Queste le parole del presidente della repubblica Mattarella all’assemblea nazionale di Confagricoltura di due giorni fa. Parole che oggi, nella Tuscia, assumono un grande significato, dato che la pubblicazione della carta delle aree idonee ad ospitare il deposito di scorie nucleari colpisce direttamente le nostre aziende agricole. Su tutte le 21 aree ritenute idonee ad ospitare il deposito insistono aziende agricole, capannoni, case rurali e ogni tipo di attività connesso al lavoro agricolo. Non sono state scelte aree marginali o da rivalorizzare, facendo questa scelta è stata penalizzata la nostra agricoltura.

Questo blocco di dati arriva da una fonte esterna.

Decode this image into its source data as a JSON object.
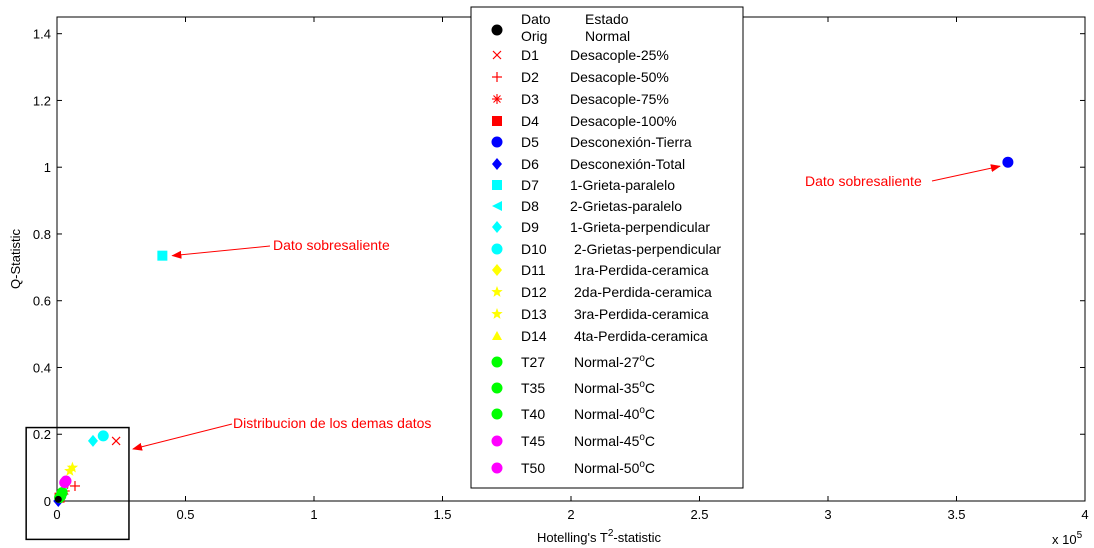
{
  "chart_data": {
    "type": "scatter",
    "title": "",
    "xlabel_prefix": "Hotelling's T",
    "xlabel_sup": "2",
    "xlabel_suffix": "-statistic",
    "ylabel": "Q-Statistic",
    "x_exponent_base": "x 10",
    "x_exponent_power": "5",
    "xlim": [
      0,
      4
    ],
    "ylim": [
      0,
      1.45
    ],
    "xticks": [
      0,
      0.5,
      1,
      1.5,
      2,
      2.5,
      3,
      3.5,
      4
    ],
    "xtick_labels": [
      "0",
      "0.5",
      "1",
      "1.5",
      "2",
      "2.5",
      "3",
      "3.5",
      "4"
    ],
    "yticks": [
      0,
      0.2,
      0.4,
      0.6,
      0.8,
      1,
      1.2,
      1.4
    ],
    "ytick_labels": [
      "0",
      "0.2",
      "0.4",
      "0.6",
      "0.8",
      "1",
      "1.2",
      "1.4"
    ],
    "grid": false,
    "legend_position": "top-center",
    "legend_header": {
      "col1_line1": "Dato",
      "col1_line2": "Orig",
      "col2_line1": "Estado",
      "col2_line2": "Normal"
    },
    "series": [
      {
        "id": "D1",
        "name": "Desacople-25%",
        "marker": "x",
        "color": "#ff0000",
        "points": [
          [
            0.23,
            0.18
          ]
        ]
      },
      {
        "id": "D2",
        "name": "Desacople-50%",
        "marker": "plus",
        "color": "#ff0000",
        "points": [
          [
            0.07,
            0.045
          ]
        ]
      },
      {
        "id": "D3",
        "name": "Desacople-75%",
        "marker": "asterisk",
        "color": "#ff0000",
        "points": [
          [
            0.03,
            0.03
          ]
        ]
      },
      {
        "id": "D4",
        "name": "Desacople-100%",
        "marker": "square",
        "color": "#ff0000",
        "points": [
          [
            0.01,
            0.01
          ]
        ]
      },
      {
        "id": "D5",
        "name": "Desconexión-Tierra",
        "marker": "circle",
        "color": "#0000ff",
        "points": [
          [
            3.7,
            1.015
          ]
        ]
      },
      {
        "id": "D6",
        "name": "Desconexión-Total",
        "marker": "diamond",
        "color": "#0000ff",
        "points": [
          [
            0.005,
            0.0
          ]
        ]
      },
      {
        "id": "D7",
        "name": "1-Grieta-paralelo",
        "marker": "square",
        "color": "#00ffff",
        "points": [
          [
            0.41,
            0.735
          ]
        ]
      },
      {
        "id": "D8",
        "name": "2-Grietas-paralelo",
        "marker": "triangle-left",
        "color": "#00ffff",
        "points": [
          [
            0.02,
            0.03
          ]
        ]
      },
      {
        "id": "D9",
        "name": "1-Grieta-perpendicular",
        "marker": "diamond",
        "color": "#00ffff",
        "points": [
          [
            0.14,
            0.18
          ]
        ]
      },
      {
        "id": "D10",
        "name": "2-Grietas-perpendicular",
        "marker": "circle",
        "color": "#00ffff",
        "points": [
          [
            0.18,
            0.195
          ]
        ]
      },
      {
        "id": "D11",
        "name": "1ra-Perdida-ceramica",
        "marker": "diamond",
        "color": "#ffff00",
        "points": [
          [
            0.03,
            0.05
          ]
        ]
      },
      {
        "id": "D12",
        "name": "2da-Perdida-ceramica",
        "marker": "star",
        "color": "#ffff00",
        "points": [
          [
            0.05,
            0.09
          ]
        ]
      },
      {
        "id": "D13",
        "name": "3ra-Perdida-ceramica",
        "marker": "star",
        "color": "#ffff00",
        "points": [
          [
            0.06,
            0.1
          ]
        ]
      },
      {
        "id": "D14",
        "name": "4ta-Perdida-ceramica",
        "marker": "triangle-up",
        "color": "#ffff00",
        "points": [
          [
            0.03,
            0.06
          ]
        ]
      },
      {
        "id": "T27",
        "name": "Normal-27",
        "marker": "circle",
        "color": "#00ff00",
        "points": [
          [
            0.01,
            0.01
          ]
        ]
      },
      {
        "id": "T35",
        "name": "Normal-35",
        "marker": "circle",
        "color": "#00ff00",
        "points": [
          [
            0.015,
            0.015
          ]
        ]
      },
      {
        "id": "T40",
        "name": "Normal-40",
        "marker": "circle",
        "color": "#00ff00",
        "points": [
          [
            0.02,
            0.025
          ]
        ]
      },
      {
        "id": "T45",
        "name": "Normal-45",
        "marker": "circle",
        "color": "#ff00ff",
        "points": [
          [
            0.03,
            0.055
          ]
        ]
      },
      {
        "id": "T50",
        "name": "Normal-50",
        "marker": "circle",
        "color": "#ff00ff",
        "points": [
          [
            0.035,
            0.06
          ]
        ]
      }
    ],
    "original_series": {
      "marker": "circle",
      "color": "#000000",
      "points": [
        [
          0.005,
          0.005
        ]
      ]
    },
    "temp_superscript": "o",
    "temp_unit": "C",
    "annotations": [
      {
        "text": "Dato sobresaliente",
        "target": [
          3.7,
          1.015
        ]
      },
      {
        "text": "Dato sobresaliente",
        "target": [
          0.41,
          0.735
        ]
      },
      {
        "text": "Distribucion de los demas datos",
        "target": [
          0.28,
          0.18
        ]
      }
    ],
    "zoom_box": {
      "x_range": [
        -0.12,
        0.28
      ],
      "y_range": [
        -0.115,
        0.22
      ]
    }
  }
}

Non servono tanti giri di parole per comprendere che l’opera sarà destinata ad avere un forte impatto sul tessuto socio-produttivo della Tuscia, incidendo negativamente soprattutto sulla filiera agroalimentare e svantaggiando l’uso agricolo dei terreni. Il deposito di scorie sarà la condanna a morte di un territorio che ha l’unica colpa di aver mantenuto inalterate valenze naturalistiche e sviluppato un’economia sostenibile facendo progredire ciò che ha ereditato dal lavoro delle proprie madri e dei propri padri. Le Dop, le Igt e gli altri riconoscimenti territoriali che abbiamo faticosamente ottenuto non potranno più essere un vanto dei prodotti agricoli, il marchio del deposito prevarrà.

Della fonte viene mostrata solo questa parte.